Residency and Fellowship Programs
As part of the training required to practice medicine in the United States, most states require three to five years of graduate medical education for licensure. Subspecialty training through fellowships can extend the graduate medical education process to as much as 11 years after completion of MD program requirements.
Medical residencies and fellowships provide a vast array of inpatient and outpatient training experiences for future physicians as well as opportunities in medical research. IU School of Medicine sponsors 86 ACGME-accredited and 55 Non-ACGME residencies and fellowships in a broad range of specialties. IU School of Medicine is also the sponsoring institution for the accredited School of Dentistry residency and fellowship programs.

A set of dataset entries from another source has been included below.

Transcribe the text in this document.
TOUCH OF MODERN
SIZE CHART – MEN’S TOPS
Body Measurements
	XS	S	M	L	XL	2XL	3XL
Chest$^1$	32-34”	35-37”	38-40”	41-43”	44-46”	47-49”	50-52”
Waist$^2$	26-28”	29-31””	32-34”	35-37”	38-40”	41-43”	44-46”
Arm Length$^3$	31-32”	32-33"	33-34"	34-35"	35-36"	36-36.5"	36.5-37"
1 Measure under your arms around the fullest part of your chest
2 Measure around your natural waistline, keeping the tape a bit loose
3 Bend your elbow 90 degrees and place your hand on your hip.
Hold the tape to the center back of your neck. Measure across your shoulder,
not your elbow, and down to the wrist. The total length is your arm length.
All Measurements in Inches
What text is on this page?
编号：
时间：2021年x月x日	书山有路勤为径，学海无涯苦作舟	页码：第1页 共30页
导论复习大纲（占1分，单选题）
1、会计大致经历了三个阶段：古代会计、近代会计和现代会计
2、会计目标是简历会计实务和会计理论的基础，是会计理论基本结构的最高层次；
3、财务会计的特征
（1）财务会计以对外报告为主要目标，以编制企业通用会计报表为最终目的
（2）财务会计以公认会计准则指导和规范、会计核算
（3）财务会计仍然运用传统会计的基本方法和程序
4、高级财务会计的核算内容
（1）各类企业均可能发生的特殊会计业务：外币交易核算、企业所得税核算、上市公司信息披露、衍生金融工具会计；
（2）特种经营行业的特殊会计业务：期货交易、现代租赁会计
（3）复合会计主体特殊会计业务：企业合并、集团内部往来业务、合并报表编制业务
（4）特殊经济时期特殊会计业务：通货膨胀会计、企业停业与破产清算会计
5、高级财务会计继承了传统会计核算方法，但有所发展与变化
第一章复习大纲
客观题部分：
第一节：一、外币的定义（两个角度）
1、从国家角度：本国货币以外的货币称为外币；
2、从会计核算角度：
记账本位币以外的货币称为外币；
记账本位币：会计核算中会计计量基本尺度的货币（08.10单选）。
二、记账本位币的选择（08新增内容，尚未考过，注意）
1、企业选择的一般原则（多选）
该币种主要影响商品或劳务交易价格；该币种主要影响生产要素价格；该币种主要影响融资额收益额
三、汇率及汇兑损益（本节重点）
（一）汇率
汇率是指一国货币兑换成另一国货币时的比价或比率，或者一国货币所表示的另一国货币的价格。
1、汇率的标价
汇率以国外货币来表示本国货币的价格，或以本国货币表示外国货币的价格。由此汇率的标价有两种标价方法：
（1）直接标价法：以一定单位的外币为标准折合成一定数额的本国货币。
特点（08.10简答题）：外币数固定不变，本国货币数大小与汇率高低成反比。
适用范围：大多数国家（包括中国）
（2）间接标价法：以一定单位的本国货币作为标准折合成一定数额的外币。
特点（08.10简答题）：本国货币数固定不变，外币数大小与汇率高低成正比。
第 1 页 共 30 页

IU School of Medicine provides its resident and fellow physicians a generous benefits package that includes comprehensive health and medical coverage as well as mental health and personal counseling care. In addition, paid time off for residents and fellows is encouraged for the purpose of increasing personal well-being. House staff also receive on-call meals, preferential parking at no charge, and tuition discounts at Indiana University for dependents and spouse.
Patient Care in Prestigious Hospitals and Centers
Expansive Medical Libraries
Several professional medical libraries are available to IU School of Medicine residents and fellows. The IU Health Medical Library is located in Methodist Hospital and is equipped with computers and office equipment for use by graduate medical education trainees. Library services at the Ruth Lilly Medical Library include reference assistance, inter-library loans, and free training classes. The VA Medical Library is provided by the US Department of Veterans Affairs.
Integrating resident physicians into the local healthcare and wellness environment is central to the experience at IU School of Medicine, where networking opportunities and access to the academic mission of the organization complement the clinical skills gained as part of training. A mentoring program matches each resident with a Faculty mentor who offers expertise and advice in the specialty area of focus. Residents also participate on professional committees to round out the experience and prepare for successful careers in medicine.
In addition, the Underrepresented in Medicine (URM) Mentor/Mentee Program is designed to enhance the experience of underrepresented residents and fellows in Medicine—including first generation learners, learners from rural areas, and educationally or economically disadvantaged learners—to ensure that all future physicians are poised for successful careers regardless of ethnicity, race, sexual orientation, gender identity or other personal attributes. The program engages residents and fellows with faculty committed to supporting the development of a diverse workforce in healthcare and offers a wide range of activities, social events, workshops and networking opportunities.